A widely mentioned but not experimentally confirmed view (known as the 'criticality hypothesis') argues that biological swarm systems gain optimal responsiveness to perturbations and information processing capabilities by operating near the critical state where an ordered-to-disordered state transition occurs. However, various factors can induce the ordered-disordered transition, and the explicit relationship between these factors and the criticality is still unclear.

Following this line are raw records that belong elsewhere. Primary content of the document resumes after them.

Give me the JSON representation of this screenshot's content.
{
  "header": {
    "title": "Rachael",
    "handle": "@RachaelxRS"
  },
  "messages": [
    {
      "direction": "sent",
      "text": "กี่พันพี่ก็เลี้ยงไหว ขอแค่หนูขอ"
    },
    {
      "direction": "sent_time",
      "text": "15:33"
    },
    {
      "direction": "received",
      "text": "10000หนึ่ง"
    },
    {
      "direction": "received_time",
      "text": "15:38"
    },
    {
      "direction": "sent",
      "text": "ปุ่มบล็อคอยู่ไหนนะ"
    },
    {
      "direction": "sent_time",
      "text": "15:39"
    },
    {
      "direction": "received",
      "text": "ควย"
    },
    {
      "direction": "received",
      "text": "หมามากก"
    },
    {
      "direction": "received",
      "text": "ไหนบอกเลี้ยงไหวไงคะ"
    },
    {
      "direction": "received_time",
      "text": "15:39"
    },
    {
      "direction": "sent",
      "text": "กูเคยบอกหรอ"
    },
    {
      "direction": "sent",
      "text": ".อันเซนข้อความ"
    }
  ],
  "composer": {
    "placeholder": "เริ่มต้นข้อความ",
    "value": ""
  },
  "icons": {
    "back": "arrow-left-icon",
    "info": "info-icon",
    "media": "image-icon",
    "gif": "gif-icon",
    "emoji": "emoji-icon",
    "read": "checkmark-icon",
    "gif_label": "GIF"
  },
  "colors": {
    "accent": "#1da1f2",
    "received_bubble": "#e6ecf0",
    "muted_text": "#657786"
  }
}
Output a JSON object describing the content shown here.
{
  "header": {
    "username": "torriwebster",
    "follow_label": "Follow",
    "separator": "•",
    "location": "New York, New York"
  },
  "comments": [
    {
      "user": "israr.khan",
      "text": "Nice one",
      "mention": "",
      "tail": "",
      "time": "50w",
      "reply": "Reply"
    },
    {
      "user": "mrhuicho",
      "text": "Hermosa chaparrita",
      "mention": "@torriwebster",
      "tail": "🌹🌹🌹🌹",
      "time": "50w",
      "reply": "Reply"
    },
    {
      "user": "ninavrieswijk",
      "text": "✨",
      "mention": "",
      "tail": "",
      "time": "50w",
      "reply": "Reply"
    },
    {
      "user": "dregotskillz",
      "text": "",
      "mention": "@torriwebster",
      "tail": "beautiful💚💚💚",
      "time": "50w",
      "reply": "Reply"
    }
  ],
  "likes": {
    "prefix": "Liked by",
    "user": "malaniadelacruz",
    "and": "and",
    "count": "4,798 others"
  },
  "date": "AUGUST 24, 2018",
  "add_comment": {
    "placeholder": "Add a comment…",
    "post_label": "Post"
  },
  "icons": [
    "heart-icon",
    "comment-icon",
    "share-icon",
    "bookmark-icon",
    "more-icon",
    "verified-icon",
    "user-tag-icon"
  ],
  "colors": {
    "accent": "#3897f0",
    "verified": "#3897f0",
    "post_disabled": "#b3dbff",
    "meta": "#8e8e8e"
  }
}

Here, we present an experimental validation for the criticality hypothesis by employing real programmable swarm-robotic systems (up to 50 robots) governed by Vicsek-like interactions, subject to time-varying stimulus-response and hazard avoidance. We find that (i) not all ordered-disordered motion transitions correspond to the functional advantages for groups; (ii) collective response of groups is maximized near the critical state induced by alignment weight or scale rather than noise and other non-alignment factors; and (iii) those non-alignment factors act to highlight the functional advantages of alignment-induced criticality. These results suggest that the adjustability of velocity or directional coupling between individuals plays an essential role in the acquisition of maximizing collective response by criticality. Our results contribute to understanding the adjustment strategies of animal interactions from a perspective of criticality and provide insights into the design and control of swarm robotics.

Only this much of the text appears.